Ed is not. But Ed doesn't care. I don't know where he was when the competitive genes were doled out or how he escaped being molded by American male myths, but Ed couldn't care less. Before and after games, he "strolls" up and down the court with a pipe, albeit unlighted, and talks and hums and encourages everybody. He looks as if he's playing the lead in Going My Way. Others of us stroll up and down the court as well—one of our rules is that you may not cross center court with the ball until all your teammates have crossed it. But none of us has the lilt in his step that Ed has, and no one has his "way to go, buddy" spirit. Ed cheers the guy who hits the basket that beats his team (when we keep score). Ed is the kind of guy who—without trying—reminds you that there's more to life than basketball, although while I'm playing I don't know what it might be.
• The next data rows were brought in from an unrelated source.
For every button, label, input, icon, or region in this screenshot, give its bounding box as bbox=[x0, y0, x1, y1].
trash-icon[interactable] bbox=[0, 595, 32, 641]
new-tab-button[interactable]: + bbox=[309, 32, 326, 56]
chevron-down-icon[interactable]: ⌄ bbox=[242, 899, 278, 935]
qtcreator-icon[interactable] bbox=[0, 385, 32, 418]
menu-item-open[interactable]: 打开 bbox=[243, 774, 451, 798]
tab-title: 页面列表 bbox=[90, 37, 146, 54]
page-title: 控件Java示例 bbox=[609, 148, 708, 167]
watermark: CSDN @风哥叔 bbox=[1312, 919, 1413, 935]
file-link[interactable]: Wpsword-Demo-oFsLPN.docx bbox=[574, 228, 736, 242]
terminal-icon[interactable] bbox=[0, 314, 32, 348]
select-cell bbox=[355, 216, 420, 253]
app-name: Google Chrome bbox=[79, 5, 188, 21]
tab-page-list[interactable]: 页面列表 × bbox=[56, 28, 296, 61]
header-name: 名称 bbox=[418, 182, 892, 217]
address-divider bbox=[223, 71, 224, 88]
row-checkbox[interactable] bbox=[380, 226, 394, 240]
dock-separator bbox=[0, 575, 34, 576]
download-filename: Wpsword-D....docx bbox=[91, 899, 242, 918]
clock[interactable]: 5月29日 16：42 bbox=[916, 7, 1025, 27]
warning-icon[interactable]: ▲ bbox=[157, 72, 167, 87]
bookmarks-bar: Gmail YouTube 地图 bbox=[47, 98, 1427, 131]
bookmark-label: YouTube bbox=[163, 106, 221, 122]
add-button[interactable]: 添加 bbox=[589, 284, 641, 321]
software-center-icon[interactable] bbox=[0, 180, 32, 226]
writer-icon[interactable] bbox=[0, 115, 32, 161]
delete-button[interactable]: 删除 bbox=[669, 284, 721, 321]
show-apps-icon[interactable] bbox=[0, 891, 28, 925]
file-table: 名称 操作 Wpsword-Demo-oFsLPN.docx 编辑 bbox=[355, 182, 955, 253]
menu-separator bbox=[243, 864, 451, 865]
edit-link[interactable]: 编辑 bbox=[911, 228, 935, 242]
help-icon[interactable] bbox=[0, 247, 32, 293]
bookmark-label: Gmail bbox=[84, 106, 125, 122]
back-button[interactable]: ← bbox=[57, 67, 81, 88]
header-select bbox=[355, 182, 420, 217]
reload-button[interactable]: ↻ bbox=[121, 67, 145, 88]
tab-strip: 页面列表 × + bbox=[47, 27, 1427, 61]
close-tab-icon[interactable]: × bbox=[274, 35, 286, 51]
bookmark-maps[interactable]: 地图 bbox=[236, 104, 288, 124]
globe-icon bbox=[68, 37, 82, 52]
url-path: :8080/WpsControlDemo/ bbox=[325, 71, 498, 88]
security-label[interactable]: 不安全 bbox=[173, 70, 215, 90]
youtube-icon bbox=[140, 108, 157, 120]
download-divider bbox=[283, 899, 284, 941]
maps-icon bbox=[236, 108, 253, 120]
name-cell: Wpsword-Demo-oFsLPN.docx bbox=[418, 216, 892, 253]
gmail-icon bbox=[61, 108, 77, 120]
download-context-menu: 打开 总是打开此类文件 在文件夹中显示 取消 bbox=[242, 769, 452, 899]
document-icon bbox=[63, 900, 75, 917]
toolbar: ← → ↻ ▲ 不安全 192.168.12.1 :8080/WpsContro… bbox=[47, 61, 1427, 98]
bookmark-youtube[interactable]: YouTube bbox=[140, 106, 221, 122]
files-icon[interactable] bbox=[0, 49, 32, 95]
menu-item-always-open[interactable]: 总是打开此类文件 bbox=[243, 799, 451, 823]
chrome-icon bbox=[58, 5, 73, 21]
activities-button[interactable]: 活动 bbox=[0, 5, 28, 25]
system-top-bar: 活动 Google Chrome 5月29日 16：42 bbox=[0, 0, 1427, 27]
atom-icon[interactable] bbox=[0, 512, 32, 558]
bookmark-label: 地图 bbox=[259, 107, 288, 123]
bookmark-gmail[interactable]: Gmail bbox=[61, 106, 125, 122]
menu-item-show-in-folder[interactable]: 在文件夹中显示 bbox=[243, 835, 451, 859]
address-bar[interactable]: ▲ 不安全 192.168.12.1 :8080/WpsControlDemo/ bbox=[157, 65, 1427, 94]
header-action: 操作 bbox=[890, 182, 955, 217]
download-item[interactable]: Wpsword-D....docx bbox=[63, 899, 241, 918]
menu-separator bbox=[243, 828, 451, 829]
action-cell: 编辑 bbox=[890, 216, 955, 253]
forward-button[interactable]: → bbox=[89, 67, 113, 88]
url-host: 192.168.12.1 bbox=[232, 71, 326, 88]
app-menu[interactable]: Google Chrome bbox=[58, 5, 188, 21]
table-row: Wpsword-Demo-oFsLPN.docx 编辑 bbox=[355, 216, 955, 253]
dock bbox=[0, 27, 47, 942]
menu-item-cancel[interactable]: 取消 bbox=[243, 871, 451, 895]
On Sunday mornings in winter, basketball is my church. Joseph Campbell, the late educator, has reminded us that any religion works as long as we don't (or it doesn't) get stuck in its metaphors. I've been stuck in worse metaphors. Charlie is kind of stuck. He gets stuck opening his locker (he can't remember the combination). He gets stuck tying his shoelaces. Charlie is rather portly and when he gets down to floor level, it's the equivalent of a rain delay in baseball. We scream at him for taking so long, lecture him on the wonders of Velcro and then travel around him the next few trips up and down the court until he's up again.
He gets stuck when he shoots, too. Stuck to the floor. He uses a sort of jump shot with a lot of body motion. If you're not actually watching, you don't notice that his feet never leave the hardwood. Actually, Charlie isn't stuck, he just takes his time. He doesn't rush himself. He's at ease with himself. I think we all secretly envy him and would like to treat ourselves the way he treats himself. Like Ed, he smiles whether his shots go in or bounce out.
Back in the locker room Charlie is the one who powders Roy's head and says, "It's too bright on the court. Tone it down." Then Dan will say, "What was the score?" And Ed will say, "Ba-ba-baboo! Who knows?" And Dan will say, "Yeah, but who won?" And Roy will say, "I could use a Coke." And I will say, "I could use some Ben-Gay." And we shower and bewail our lack of hair, speed, vision and shot selection. Towel me off, dress me warmly. The steam rises off my head as I break into the cold morning air, leaving the gym and its metaphors. Leaving Charlie staring at his lock as if the right look will open it. Leaving Roy to his memories of knocking most all of them down and Ed to light his pipe. For these and all thy blessings, we give thanks. And oh yeah, Dan, "We all won."